A few things to always look for is teams who have a glaring weakness at one spot, but yet can still be competitive, if you have a player who could fit their needs, or can acquire one, it is often beneficial to get an idea of what you can flip a guy for before you deal for him. Analyze each team, figure out what they could use, what they could offer, and if it would be worth it for you to proceed with that or other deals that will line it up. I've made 3 separate deals to line up the one deal I really wanted, is OK to take a slight loss in a deal if it means a big win in another. Trading is the lifeblood of any FHL league, the draft is very important, and depending on the UFA rules, free agency can be, but trading is where you have everything in your power, being an effective trader, usually results in being an effective GM. While it is not always possible, but being as active as possible often gives you the first crack at trades, a GM posts that a guy you have had your eye on is available, get their before anyone else, it eliminates any immediate competition, and you could have that deal sealed up before another GM who wanted him makes a better offer. Being the first in line is almost ALWAYS a good thing.

Some More Tips:

A few more tips that can really move along the rebuilding process, I don't take on any new teams unless its a hardcore rebuilding job, one of the most effective ways I have found to enhance my team is to trade my lesser value players for other players who have low value, that could potentially break out, they can be of different levels of talent experience, and cost different amounts, but the common thread is they COULD break out. Usually I try and identify about 5-10 guys who could break out, and then try and trade for some of them, maybe 2 or 3 actually break out, but the break out of them greatly outweighs the deadweight I gave up, or now have. How do I identify these guys? Well usually they show me something, or a position opens up for them. Sure their are busts in this tactic (Lee Goren, Travis Roche, Ivan Novoseltsev), but the ones that do (Andrew Raycroft, Raffi Torres, Ty Conklin) make the whole thing look really good. With most of these guys you can see there where opportunities that could have been present to em, some took advantage, some played 5 games in the NHL. Their will be busts, but their will hopefully be one or two hits. Who could break out next year (assuming their is a year)? Well its early, and many teams will look drastically different next season, but I can think of two guys who fit this mold already, Ray Giroux (dman for NJ) and Marek Svatos (Colorado). Their will be more, and I will look at it more later, but as of now those two could really enhance their value next season, they both will have opportunities it looks like, and could be put in very good situations. If you have a few guys you think could break out, send em to me and ill post that up in the feedback section of the next article.

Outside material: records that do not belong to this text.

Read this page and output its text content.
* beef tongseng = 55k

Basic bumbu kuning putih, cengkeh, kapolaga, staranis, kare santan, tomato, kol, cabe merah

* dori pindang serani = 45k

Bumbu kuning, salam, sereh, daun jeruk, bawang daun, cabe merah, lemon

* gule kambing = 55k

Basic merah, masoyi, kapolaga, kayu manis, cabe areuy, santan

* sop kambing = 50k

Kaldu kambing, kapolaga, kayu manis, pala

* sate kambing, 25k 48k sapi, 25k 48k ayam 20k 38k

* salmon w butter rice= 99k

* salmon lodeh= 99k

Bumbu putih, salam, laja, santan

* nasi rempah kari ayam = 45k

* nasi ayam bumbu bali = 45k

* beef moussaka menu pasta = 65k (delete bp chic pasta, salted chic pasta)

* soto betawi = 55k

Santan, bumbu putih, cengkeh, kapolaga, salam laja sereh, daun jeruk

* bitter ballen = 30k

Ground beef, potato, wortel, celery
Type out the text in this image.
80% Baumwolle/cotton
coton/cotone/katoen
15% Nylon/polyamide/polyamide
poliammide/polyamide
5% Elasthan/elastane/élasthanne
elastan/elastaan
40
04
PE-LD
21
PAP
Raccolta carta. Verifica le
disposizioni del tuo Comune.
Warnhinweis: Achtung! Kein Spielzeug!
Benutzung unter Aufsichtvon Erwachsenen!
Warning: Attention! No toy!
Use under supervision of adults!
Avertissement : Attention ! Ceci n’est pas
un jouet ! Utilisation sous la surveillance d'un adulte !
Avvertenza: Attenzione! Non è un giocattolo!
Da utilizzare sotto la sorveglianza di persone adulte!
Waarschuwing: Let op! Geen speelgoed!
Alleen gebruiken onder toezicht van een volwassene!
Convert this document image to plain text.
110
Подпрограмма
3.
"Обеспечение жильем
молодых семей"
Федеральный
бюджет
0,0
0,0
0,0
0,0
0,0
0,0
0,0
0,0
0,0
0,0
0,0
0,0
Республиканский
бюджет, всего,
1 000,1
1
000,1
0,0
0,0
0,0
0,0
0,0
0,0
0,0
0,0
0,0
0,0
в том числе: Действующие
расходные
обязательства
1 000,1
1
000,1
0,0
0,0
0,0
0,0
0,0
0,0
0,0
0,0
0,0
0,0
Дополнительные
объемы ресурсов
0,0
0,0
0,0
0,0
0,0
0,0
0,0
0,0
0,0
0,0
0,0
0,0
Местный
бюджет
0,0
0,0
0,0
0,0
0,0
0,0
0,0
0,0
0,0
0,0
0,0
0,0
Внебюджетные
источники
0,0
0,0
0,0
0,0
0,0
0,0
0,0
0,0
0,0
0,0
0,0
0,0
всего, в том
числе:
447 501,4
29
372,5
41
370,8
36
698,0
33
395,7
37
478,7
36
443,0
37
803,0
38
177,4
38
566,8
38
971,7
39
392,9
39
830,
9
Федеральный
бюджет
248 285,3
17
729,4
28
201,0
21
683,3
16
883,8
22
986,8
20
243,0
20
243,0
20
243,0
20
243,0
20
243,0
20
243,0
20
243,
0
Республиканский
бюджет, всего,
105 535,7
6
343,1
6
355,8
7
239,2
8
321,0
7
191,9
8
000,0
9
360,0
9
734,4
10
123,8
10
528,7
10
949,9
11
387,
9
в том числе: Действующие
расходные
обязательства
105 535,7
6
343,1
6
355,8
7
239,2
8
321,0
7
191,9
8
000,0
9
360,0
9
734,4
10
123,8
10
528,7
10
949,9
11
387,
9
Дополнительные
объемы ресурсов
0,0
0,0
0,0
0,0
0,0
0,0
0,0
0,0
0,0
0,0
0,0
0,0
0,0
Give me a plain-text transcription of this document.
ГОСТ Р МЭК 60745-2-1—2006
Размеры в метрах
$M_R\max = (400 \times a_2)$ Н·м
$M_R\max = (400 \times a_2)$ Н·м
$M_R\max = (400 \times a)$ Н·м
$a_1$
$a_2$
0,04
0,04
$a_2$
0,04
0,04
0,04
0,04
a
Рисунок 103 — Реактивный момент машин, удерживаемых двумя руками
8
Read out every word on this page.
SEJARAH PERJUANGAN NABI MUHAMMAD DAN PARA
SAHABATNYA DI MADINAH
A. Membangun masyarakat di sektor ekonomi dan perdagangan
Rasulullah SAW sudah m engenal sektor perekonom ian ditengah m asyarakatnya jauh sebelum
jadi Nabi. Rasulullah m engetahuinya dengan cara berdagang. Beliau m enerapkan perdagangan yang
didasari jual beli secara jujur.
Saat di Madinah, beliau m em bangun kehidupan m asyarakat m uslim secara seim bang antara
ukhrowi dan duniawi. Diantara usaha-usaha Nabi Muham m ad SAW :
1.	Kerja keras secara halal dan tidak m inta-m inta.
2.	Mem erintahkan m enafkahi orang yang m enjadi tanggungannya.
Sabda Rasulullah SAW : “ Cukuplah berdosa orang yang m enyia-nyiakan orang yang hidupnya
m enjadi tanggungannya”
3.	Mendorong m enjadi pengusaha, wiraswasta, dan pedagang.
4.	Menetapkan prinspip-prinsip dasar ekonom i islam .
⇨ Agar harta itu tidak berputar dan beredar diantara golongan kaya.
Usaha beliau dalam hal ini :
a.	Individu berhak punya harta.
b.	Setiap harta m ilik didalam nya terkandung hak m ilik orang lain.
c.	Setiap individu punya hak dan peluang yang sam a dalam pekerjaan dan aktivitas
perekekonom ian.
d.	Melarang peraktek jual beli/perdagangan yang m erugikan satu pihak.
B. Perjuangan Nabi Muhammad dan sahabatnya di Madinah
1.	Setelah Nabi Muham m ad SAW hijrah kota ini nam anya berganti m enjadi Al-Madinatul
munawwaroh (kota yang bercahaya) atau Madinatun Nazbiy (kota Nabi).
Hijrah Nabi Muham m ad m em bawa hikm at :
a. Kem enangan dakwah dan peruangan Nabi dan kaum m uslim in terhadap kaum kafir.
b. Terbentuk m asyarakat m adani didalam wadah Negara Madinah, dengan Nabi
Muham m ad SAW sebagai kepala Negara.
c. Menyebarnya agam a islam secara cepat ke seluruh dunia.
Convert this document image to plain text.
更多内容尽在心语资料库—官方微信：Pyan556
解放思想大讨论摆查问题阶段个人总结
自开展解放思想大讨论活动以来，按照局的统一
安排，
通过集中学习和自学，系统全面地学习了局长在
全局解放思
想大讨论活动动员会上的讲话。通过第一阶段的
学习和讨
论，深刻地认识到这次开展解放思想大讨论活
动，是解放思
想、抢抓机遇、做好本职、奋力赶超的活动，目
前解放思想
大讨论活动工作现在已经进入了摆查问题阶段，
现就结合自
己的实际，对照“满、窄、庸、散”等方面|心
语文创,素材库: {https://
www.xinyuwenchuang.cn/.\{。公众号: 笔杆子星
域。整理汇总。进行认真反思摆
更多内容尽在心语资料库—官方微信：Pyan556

Another tool that many GM's use in rebuilding is taking on salary dumps. When a team gets in trouble financially they often are "giving away" established players, if you can get them for cheap, their is often a good possibility that someone who is contending can find room for them for a cup run, at that time their value goes up, and all its really cost you is paying their salary for that season. I wouldn't advise having too many expensive guys on the roster at once, as you could get stuck with one or two of them, but having a few that have some value and could be flipped at a later time for more value than you gave up

Others opinions on rebuilding:

"in one league, I started off with a top line of Jason Wiemer, Brett Lysak and Milan Bartovic as my top line in 2000, I had no defence - top defencemen was Marek Malik, and a UFA goaltender...7 seasons later - approx 2 seasons per year - my top line was Ilya Kovalchuk - Steve Yzerman - Martin St. Louis, and I had Heatley, Calder, McAmmond, Reinprecht, among others at forward, some capable defencemen (Marek Malik, Filip Kuba, Nathan Dempsey come to mind quickly) and my goaltending was Burke, Cloutier, Ryan Miller and Mikael Tellqvist)

1. Patience is key. Especially when you have very little to deal with. I turned Roman Turek and his UFA status into 3 salary dumps: Luc Robitaille (who was still a high quality player at the time), Sean Burke and Tie Domi. I turned Robitaille (after almost a season) into Roman Cechmanek, Andy Delmore, and a 1st round pick; Burke turned into Cloutier and Nylander (I reacquired Burke, and got Yzerman, McAmmond and Shayne Corson when that team went bankrupt and sold off it's players for virtually nothing); Domi turned into Michael Ryan (at the time a Dallas prospect, now with Buffalo I believe) and a mid-round pick. It took 7 seasons or 3 years to become a quality enough team to make the playoffs. Most teams are not that devastated, however you see what I'm getting at.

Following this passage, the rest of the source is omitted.